Aggressive Defense Attorney Tactics Leads to New Personal Injury Trial

By May 15, 2020Injury Law

Although lawyers are required to zealously advocate for their clients, over-zealous advocacy often leads to trouble. A recent New Jersey Supreme Court case, Morales-Hurtado v. Reinoso, illustrates how, in the eyes of the Court, an attorney’s aggressive and inappropriate tactics ended up depriving the opposing party of a fair trial. The case involved an accident in which a bus rear-ended an automobile. The Court found that many statements and questions from the defense attorney in the case were misleading and prejudicial to the allegedly injured plaintiff. For example, during his opening statement, the defense attorney made reference to one’s expectations in our “litigious society.” Statements like this are a classic example of what the Court deems to be improper and prejudicial during a trial. The Court also highlighted the defense attorney’s questions about the plaintiff’s immigration status, citizenship, and the need for an interpreter at trial. All of which are commonly considered improper at trial because such questions are only designed to appeal to prejudice and inflame and distract the jury. The Court also found that the attorney sought irrelevant information, such as whether the bus driver had been was sued by other passengers in the plaintiff’s vehicle and whether the plaintiff’s airbags deployed.  Though the trial judge gave the jury instructions to ignore some of the improper statements, the New Jersey Supreme Court found that this was not enough to effectively avoid the risk of prejudice and ordered a new trial.

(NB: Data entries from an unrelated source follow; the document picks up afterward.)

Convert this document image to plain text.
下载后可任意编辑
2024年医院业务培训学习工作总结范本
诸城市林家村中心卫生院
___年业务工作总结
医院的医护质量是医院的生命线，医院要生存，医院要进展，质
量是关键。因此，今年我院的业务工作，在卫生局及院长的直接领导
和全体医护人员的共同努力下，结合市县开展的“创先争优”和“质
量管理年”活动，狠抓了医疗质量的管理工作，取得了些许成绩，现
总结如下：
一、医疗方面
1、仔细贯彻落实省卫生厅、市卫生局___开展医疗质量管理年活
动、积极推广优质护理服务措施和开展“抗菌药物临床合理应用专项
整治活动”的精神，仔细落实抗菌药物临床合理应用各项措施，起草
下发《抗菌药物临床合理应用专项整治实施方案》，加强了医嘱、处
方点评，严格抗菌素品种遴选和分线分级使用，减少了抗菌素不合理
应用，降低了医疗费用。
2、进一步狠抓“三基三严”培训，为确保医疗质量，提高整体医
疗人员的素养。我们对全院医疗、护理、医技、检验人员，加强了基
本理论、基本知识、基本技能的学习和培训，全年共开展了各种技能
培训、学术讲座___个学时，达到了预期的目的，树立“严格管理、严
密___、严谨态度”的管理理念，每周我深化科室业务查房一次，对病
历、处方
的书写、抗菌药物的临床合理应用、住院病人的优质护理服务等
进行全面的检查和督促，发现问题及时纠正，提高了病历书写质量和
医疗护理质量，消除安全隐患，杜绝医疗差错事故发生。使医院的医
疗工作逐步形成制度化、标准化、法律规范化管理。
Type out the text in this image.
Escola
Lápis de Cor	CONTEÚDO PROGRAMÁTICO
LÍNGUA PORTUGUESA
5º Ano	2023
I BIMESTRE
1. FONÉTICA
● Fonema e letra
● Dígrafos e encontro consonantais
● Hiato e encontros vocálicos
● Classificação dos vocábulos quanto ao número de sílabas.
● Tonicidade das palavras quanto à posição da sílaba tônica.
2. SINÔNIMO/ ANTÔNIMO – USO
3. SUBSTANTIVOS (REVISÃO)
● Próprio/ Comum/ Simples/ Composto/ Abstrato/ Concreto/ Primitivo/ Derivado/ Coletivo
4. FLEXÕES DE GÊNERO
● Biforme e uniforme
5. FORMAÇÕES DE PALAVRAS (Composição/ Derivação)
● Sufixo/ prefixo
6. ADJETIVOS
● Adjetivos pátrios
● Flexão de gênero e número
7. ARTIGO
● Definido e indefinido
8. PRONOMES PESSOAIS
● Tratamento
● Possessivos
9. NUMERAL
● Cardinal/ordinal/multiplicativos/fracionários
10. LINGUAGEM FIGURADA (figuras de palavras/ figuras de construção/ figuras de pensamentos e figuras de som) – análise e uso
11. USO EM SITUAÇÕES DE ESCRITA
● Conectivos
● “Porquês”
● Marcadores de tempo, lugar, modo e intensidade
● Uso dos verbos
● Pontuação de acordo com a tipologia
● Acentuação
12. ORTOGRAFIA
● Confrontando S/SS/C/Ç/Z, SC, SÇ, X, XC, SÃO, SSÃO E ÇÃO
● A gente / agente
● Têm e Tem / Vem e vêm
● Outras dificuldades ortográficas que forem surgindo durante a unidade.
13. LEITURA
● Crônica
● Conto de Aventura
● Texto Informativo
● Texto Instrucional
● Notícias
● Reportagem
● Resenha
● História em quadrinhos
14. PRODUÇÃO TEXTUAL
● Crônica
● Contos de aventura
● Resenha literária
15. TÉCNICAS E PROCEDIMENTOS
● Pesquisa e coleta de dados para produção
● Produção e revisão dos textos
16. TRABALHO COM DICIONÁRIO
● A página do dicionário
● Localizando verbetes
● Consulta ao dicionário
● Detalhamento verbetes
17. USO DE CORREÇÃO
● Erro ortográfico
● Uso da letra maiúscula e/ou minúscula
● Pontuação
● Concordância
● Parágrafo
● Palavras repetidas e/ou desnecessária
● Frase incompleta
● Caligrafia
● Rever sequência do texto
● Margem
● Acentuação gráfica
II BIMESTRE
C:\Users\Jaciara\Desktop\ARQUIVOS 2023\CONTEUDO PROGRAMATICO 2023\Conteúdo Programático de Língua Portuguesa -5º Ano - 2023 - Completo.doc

The case also involved a separate major issue involving the admissibility of expert testimony. The plaintiff’s attorney hired a “certified life care planner” to offer testimony regarding his client’s likely future medical expenses over the course of his lifetime. The expert’s opinion was based on notations in medical records as well as answers to questionnaires from the plaintiff’s physicians. The trial court excluded the expert’s testimony, noting that she based her opinion on unreliable sources of information, particularly unsworn answers to the questionnaires. In addition, the expert based her opinion on one physician’s opinion who acknowledged the possibility of additional medical expenses in the future but refused to testify within a reasonable degree of medical probability that the expenses would be incurred.

In guiding the lower court’s analysis of a life care planning expert’s testimony, the New Jersey Supreme Court acknowledged that the expert witness can rely on the opinion of other experts, as long as they are expressed in terms of a reasonable degree of medical probability. It is worth noting that a life care planning expert is not a physician qualified to identify a persons’ medication or treatment, but an expert who forms an opinion regarding the probability of future medical care in reliance on facts and other data. Because of this, the expert had to demonstrate that she relied on an opinion that a physician actually held and identified with. While not ruling on the admissibility of the expert witness’ opinion, both the Appellate and Supreme Courts agreed that excluding the expert testimony was an error. The Court noted that the possibility that the expert improperly considered some information cannot cause the exclusion of the whole testimony.

Though clients often expect an aggressive TV style lawyer, this case illustrates why its important to zealously advocate within the bounds of the rules of the courtroom. Otherwise, a client could end up having to pay for two trials.